Жюльен снова заковылял по комнате. Он исчерпал все доводы и ломал голову, что бы еще сказать, лишь бы Варди не уходил. Но Варди и не думал торопиться; он снова налил себе рюмочку вермута, что явно было для него перебором, и возобновил дискуссию:
— Оставим Аристотеля и вернемся к фактам. Пройдут два-три десятилетия — и мир объединится. Ситуация, в которой находится сейчас наша планета, схожа с ситуацией трехсот с чем-то германских княжеств в середине девятнадцатого века перед тем, как Бисмарк взялся объединять Рейх. Бисмарк обладал притягательной силой, но главное — то, что на его стороне была История. Орудия судьбы редко вызывают любовь людей, но проходит век, два — и кто вспоминает об их методах? Жертвы преданы забвению, достижения же — налицо.
— И тебе надоела участь жертвы? — спокойно спросил Жюльен.
— Именно. Я рад, что в твоем вопросе отсутствует сарказм. Я также готов признать, что бывают ситуации, в которых История оправдывает пребывание человека на стороне обреченных.

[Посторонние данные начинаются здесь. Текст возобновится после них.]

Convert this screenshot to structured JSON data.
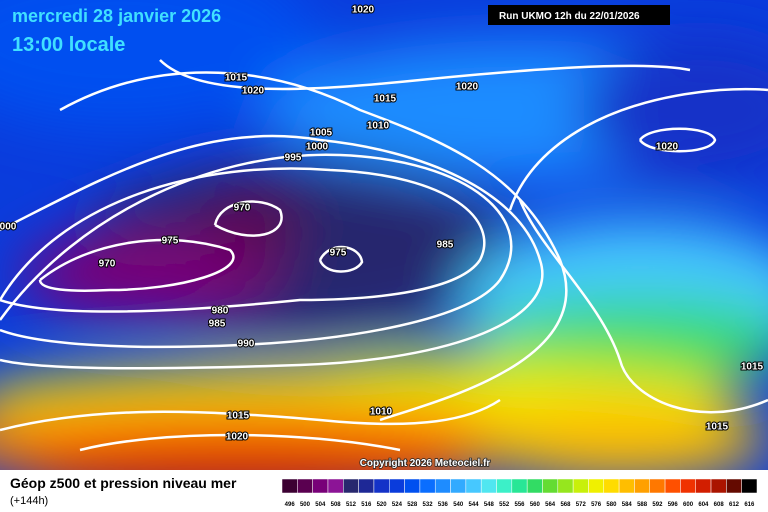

Я предпочел бы быть среди последних защитников Фермопил или Парижской Коммуны, нежели солдатом Ксеркса или генерала Галифе…
— Но почему? — перебил его Жюльен. — Почему не персы и не стрелки Галифе — инструменты для выполнения исторической воли?
— Нет, — ответил несгибаемый Варди, — они — эпизодические персонажи. Следует различать легкую рябь и приливную волну. Афинская демократия, Французская Революция, революция 1917 года — все это фазы одного и того же непрерывного приливного процесса. Парижская Коммуна, при всей своей преждевременности и незавершенности, была одной из таких приливных волн. В подобных случаях диалектически верно оказаться на стороне проигравших. Но только в таких. Быть среди обреченных — само по себе не самоцель. Донкихотство — бессмыслица. История проводит различие между мучениками и дураками. Коммунары с Пер-Лашез — мученики, швейцарские гвардейцы, погибшие в Тюильри, защищая Марию-Антуанетту — дураки… Можешь продолжить сам, пользуясь логической дедукцией. Какой идеал стал бы я защищать, оставшись бок о бок с тобой на стороне проигравших?
— Хотя бы законное право и физическую возможность говорить так же откровенно, как мы с тобой сейчас.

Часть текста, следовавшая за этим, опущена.